以下是用于创建两个样本数据集的SAS代码:
proc sql;
create table work.ppl_meal_pref
(ID char(4),
Meal char(20),
Meal_rank num);
insert into work.ppl_meal_pref
values('1','Lobster',1)
values('1','Cake',2)
values('1','Hot Dog',3)
values('1','Salad',4)
values('1','Fries',5)
values('2','Burger',1)
values('2','Hot Dog',2)
values('2','Pizza',3)
values('2','Fries',4)
values('3','Hot Dog',1)
values('3','Salad',2)
values('3','Soup',3)
values('4','Lobster',1)
values('4','Hot Dog',2)
values('4','Burger',3)
;
quit;
run;
proc sql;
create table work.lunch_menu
(FoodName char(14),
Units_available num);
insert into work.lunch_menu
values('Hot Dog',2)
values('Burger',1)
values('Pizza',1)
;
quit;
run;
我试图实现循环来执行此任务,但无济于事(见下文)。
data work.assign_meals;
length FoodName $ 14 Units_available 8;
if (_n_ = 1) then do;
declare hash lookup(dataset:'work.lunch_menu', duplicate: 'error', ordered: 'ascending', multidata: 'NO');
lookup.defineKey('FoodName');
lookup.defineData('Units_available');
lookup.defineDone();
end;
do until (eof_pref);
set work.ppl_meal_pref END = eof_pref;
rc = lookup.FIND();
IF rc ne 0 THEN DO;
Units_available = 0;
end;
output;
end;
stop;
run;
答案 0 :(得分:1)
另一种方法:modify
- 随时随地使用膳食可用性数据集。
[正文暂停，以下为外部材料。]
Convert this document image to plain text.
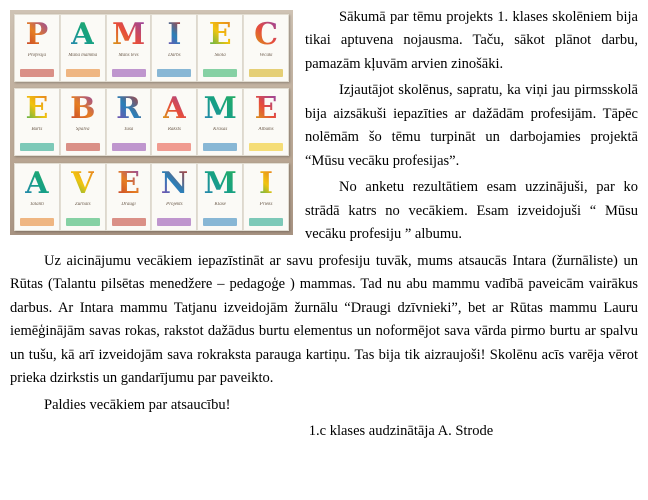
P
Profesija
A
Mana mamma
M
Mans tēvs
I
Darbs
E
Skola
C
Vecāki
E
Burts
B
Spalva
R
Tuša
A
Raksts
M
Krāsas
E
Albums
A
Talanti
V
Žurnāls
E
Draugi
N
Projekts
M
Klase
I
Prieks

Sākumā par tēmu projekts 1. klases skolēniem bija tikai aptuvena nojausma. Taču, sākot plānot darbu, pamazām kļuvām arvien zinošāki.

Izjautājot skolēnus, sapratu, ka viņi jau pirmsskolā bija aizsākuši iepazīties ar dažādām profesijām. Tāpēc nolēmām šo tēmu turpināt un darbojamies projektā “Mūsu vecāku profesijas”.

No anketu rezultātiem esam uzzinājuši, par ko strādā katrs no vecākiem. Esam izveidojuši “ Mūsu vecāku profesiju ” albumu.

Uz aicinājumu vecākiem iepazīstināt ar savu profesiju tuvāk, mums atsaucās Intara (žurnāliste) un Rūtas (Talantu pilsētas menedžere – pedagoģe ) mammas. Tad nu abu mammu vadībā paveicām vairākus darbus. Ar Intara mammu Tatjanu izveidojām žurnālu “Draugi dzīvnieki”, bet ar Rūtas mammu Lauru iemēģinājām savas rokas, rakstot dažādus burtu elementus un noformējot sava vārda pirmo burtu ar spalvu un tušu, kā arī izveidojām sava rokraksta parauga kartiņu. Tas bija tik aizraujoši! Skolēnu acīs varēja vērot prieka dzirkstis un gandarījumu par paveikto.

Paldies vecākiem par atsaucību!

1.c klases audzinātāja A. Strode
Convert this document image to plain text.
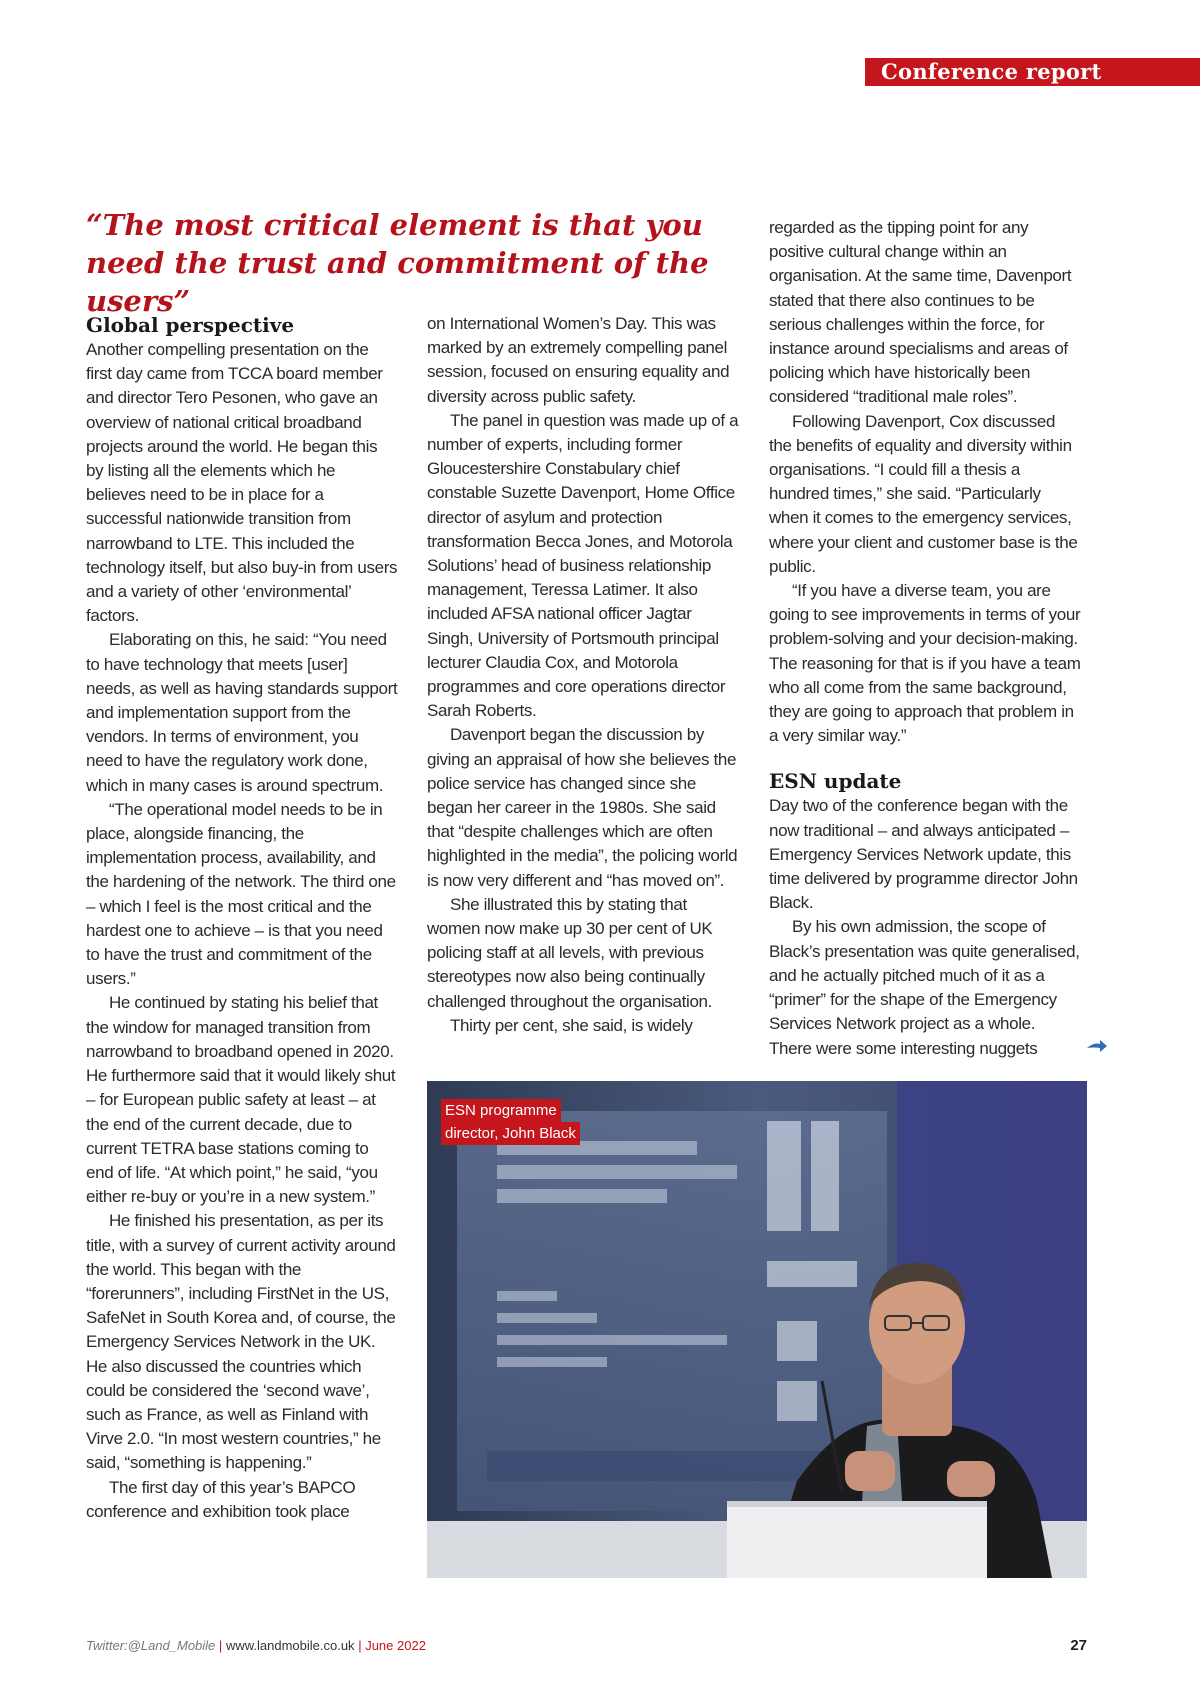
Conference report
“The most critical element is that you need the trust and commitment of the users”
Global perspective

Another compelling presentation on the first day came from TCCA board member and director Tero Pesonen, who gave an overview of national critical broadband projects around the world. He began this by listing all the elements which he believes need to be in place for a successful nationwide transition from narrowband to LTE. This included the technology itself, but also buy-in from users and a variety of other ‘environmental’ factors.

Elaborating on this, he said: “You need to have technology that meets [user] needs, as well as having standards support and implementation support from the vendors. In terms of environment, you need to have the regulatory work done, which in many cases is around spectrum.

“The operational model needs to be in place, alongside financing, the implementation process, availability, and the hardening of the network. The third one – which I feel is the most critical and the hardest one to achieve – is that you need to have the trust and commitment of the users.”

He continued by stating his belief that the window for managed transition from narrowband to broadband opened in 2020. He furthermore said that it would likely shut – for European public safety at least – at the end of the current decade, due to current TETRA base stations coming to end of life. “At which point,” he said, “you either re-buy or you’re in a new system.”

He finished his presentation, as per its title, with a survey of current activity around the world. This began with the “forerunners”, including FirstNet in the US, SafeNet in South Korea and, of course, the Emergency Services Network in the UK. He also discussed the countries which could be considered the ‘second wave’, such as France, as well as Finland with Virve 2.0. “In most western countries,” he said, “something is happening.”

The first day of this year’s BAPCO conference and exhibition took place

on International Women’s Day. This was marked by an extremely compelling panel session, focused on ensuring equality and diversity across public safety.

The panel in question was made up of a number of experts, including former Gloucestershire Constabulary chief constable Suzette Davenport, Home Office director of asylum and protection transformation Becca Jones, and Motorola Solutions’ head of business relationship management, Teressa Latimer. It also included AFSA national officer Jagtar Singh, University of Portsmouth principal lecturer Claudia Cox, and Motorola programmes and core operations director Sarah Roberts.

Davenport began the discussion by giving an appraisal of how she believes the police service has changed since she began her career in the 1980s. She said that “despite challenges which are often highlighted in the media”, the policing world is now very different and “has moved on”.

She illustrated this by stating that women now make up 30 per cent of UK policing staff at all levels, with previous stereotypes now also being continually challenged throughout the organisation.

Thirty per cent, she said, is widely

regarded as the tipping point for any positive cultural change within an organisation. At the same time, Davenport stated that there also continues to be serious challenges within the force, for instance around specialisms and areas of policing which have historically been considered “traditional male roles”.

Following Davenport, Cox discussed the benefits of equality and diversity within organisations. “I could fill a thesis a hundred times,” she said. “Particularly when it comes to the emergency services, where your client and customer base is the public.

“If you have a diverse team, you are going to see improvements in terms of your problem-solving and your decision-making. The reasoning for that is if you have a team who all come from the same background, they are going to approach that problem in a very similar way.”

ESN update

Day two of the conference began with the now traditional – and always anticipated – Emergency Services Network update, this time delivered by programme director John Black.

By his own admission, the scope of Black’s presentation was quite generalised, and he actually pitched much of it as a “primer” for the shape of the Emergency Services Network project as a whole. There were some interesting nuggets

ESN programme
director, John Black
Twitter:@Land_Mobile | www.landmobile.co.uk | June 2022	27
这比哈希方法稍微简洁一些,但可能效果不是很好。另一方面,即使您的lunch_menu
数据集太大而无法方便地存入记忆中,它仍然可以工作,并且您可以记录之后遗留的膳食。我已重命名变量以确保输入数据集之间的一致性:
proc sql;
create table work.ppl_meal_pref
(ID char(4),
Food char(20),
Meal_rank num);
insert into work.ppl_meal_pref
values('1','Lobster',1)
values('1','Cake',2)
values('1','Hot Dog',3)
values('1','Salad',4)
values('1','Fries',5)
values('2','Burger',1)
values('2','Hot Dog',2)
values('2','Pizza',3)
values('2','Fries',4)
values('3','Hot Dog',1)
values('3','Salad',2)
values('3','Soup',3)
values('4','Lobster',1)
values('4','Hot Dog',2)
values('4','Burger',3)
;
quit;
run;
proc sql;
create table work.lunch_menu
(Food char(20),
Units_available num);
insert into work.lunch_menu
values('Hot Dog',2)
values('Burger',1)
values('Pizza',1)
;
quit;
run;
proc datasets lib = work nolist nowarn nodetails;
modify lunch_menu;
index create Food /unique;
run;
quit;
/*Output to assigned_meals and update lunch_menu*/
data assigned_meals(keep = id AssignedFood AssignedFoodRank) lunch_menu;
length AssignedFood $ 20;
do until(last.ID);
set ppl_meal_pref;
by ID;
if missing(AssignedFood) then do;
modify lunch_menu key = Food;
if _iorc_ then _error_ = 0;
else if units_available > 0 then do;
AssignedFood = Food;
AssignedFoodRank = Meal_Rank;
units_available + -1;
replace lunch_menu;
end;
end;
end;
output assigned_meals;
run;
答案 1 :(得分:1)
这是使用来自ealfons1的示例数据的基于哈希的代码。为密钥设置不同的变量名(Meal与FoodName)意味着您必须在FIND()中使用额外的语法(或者您可以在SET或DATASET说明符中重命名)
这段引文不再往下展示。